Group 3: Quads
The quads are a simpler muscle group. They’re made up of four muscles with a common insertion point: the quad tendon right above the knee. Though they have a minor role in flexing the hip, they’re mainly called upon to extend the knee (to create a “kicking” motion from that hinge joint). To work the quads, the goal is to get the knee into the deepest flexion under load.
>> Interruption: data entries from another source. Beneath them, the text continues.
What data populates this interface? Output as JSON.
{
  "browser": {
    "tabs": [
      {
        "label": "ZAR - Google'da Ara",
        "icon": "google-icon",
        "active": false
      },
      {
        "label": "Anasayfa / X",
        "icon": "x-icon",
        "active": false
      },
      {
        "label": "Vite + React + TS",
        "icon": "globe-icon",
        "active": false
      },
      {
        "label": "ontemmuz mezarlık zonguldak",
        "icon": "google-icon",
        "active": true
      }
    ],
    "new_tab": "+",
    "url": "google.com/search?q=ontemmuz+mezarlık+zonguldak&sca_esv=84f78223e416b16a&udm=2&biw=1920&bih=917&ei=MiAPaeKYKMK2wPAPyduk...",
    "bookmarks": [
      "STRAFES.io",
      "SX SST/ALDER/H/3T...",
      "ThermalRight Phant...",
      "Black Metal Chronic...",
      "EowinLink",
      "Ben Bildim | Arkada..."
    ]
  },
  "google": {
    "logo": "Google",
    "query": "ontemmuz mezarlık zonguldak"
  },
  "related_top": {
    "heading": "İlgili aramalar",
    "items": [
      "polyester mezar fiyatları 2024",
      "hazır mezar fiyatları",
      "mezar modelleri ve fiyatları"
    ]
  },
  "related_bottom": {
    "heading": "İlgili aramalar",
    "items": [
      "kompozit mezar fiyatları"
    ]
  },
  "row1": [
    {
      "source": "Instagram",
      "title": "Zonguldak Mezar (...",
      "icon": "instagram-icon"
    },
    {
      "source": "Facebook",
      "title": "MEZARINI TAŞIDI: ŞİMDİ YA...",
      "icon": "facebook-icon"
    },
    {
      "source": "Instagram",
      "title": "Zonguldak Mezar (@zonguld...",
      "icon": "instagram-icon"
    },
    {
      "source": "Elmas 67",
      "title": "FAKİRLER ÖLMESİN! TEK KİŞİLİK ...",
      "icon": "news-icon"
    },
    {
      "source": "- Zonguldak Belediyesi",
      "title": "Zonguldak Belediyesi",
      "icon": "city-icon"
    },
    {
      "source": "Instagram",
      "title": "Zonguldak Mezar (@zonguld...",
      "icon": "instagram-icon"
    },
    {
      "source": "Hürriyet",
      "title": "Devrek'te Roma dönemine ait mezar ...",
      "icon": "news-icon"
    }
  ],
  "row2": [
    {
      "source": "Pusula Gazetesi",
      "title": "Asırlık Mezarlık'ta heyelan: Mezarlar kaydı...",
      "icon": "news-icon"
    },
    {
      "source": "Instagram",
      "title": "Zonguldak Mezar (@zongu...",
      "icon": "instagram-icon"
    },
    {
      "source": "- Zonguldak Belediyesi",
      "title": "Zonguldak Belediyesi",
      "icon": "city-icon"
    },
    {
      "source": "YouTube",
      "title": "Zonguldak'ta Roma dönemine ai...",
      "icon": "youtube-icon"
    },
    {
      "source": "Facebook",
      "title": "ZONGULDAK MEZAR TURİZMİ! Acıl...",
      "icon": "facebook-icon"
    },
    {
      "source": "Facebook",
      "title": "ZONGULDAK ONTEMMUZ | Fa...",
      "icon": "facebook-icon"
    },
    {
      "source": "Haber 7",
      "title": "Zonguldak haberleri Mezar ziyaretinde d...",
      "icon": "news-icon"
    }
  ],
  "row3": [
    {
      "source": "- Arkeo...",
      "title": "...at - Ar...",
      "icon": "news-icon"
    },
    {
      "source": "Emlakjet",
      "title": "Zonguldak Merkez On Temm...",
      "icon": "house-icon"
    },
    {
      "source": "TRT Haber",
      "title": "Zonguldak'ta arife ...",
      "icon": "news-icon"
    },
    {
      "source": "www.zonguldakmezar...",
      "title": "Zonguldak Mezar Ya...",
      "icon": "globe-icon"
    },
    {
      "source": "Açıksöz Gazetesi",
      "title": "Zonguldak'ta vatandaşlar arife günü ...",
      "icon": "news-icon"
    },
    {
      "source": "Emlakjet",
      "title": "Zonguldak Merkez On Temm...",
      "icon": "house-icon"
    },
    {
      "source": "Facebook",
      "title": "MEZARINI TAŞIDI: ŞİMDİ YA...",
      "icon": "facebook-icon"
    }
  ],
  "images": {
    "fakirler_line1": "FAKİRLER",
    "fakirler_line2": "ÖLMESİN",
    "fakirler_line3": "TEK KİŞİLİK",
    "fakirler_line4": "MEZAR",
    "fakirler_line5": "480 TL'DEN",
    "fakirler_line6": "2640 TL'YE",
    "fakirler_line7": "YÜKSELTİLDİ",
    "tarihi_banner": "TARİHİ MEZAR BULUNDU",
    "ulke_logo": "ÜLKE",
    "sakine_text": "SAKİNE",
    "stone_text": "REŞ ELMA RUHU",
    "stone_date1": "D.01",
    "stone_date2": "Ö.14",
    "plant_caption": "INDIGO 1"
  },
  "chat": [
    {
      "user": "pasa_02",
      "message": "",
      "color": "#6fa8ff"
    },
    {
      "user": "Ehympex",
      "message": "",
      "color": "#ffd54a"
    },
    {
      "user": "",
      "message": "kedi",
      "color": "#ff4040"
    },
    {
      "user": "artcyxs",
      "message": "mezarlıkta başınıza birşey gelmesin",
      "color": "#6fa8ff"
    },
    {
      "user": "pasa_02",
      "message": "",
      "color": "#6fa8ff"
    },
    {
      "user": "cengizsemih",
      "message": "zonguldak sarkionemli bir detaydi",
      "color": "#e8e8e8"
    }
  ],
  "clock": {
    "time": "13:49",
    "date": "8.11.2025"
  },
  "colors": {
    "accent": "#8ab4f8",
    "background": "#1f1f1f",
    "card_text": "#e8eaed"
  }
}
Heels-Elevated Dumbbell Squat
Getting the knees as far over the toes as possible will create maximum knee flexion that the quads will have to work hard to extend. Elevating the heels by standing on a slant board doubles down on the quad activity and eliminates the need for extreme ankle mobility. Moreover, it keeps the torso much more vertical, so other muscle groups like the glutes and lower back don’t have as much involvement and the quads work harder. To really double down on the benefits here, aim for a narrow stance with your feet slightly less than shoulder-width apart.
How to Do It:
Stand squarely on the slant board. Point the toes outward slightly wider than the heels. Remember, since your heels are already elevated higher than your toes, there’s no need to lift them off the board as you squat. Keep pressure through the full foot. Hold a pair of dumbbells by your sides like briefcases and aim to stay as vertical as possible as you descend to full depth. To keep your vertical orientation, imagine placing the weights down beside your ankles.
Focus on sets of 10 to 15 reps. The quads respond well to higher rep ranges, and the dumbbells spare your upper body the stabilizing effort required when squatting with a barbell.
(Note: the image above does not show a heels-elevated squat.)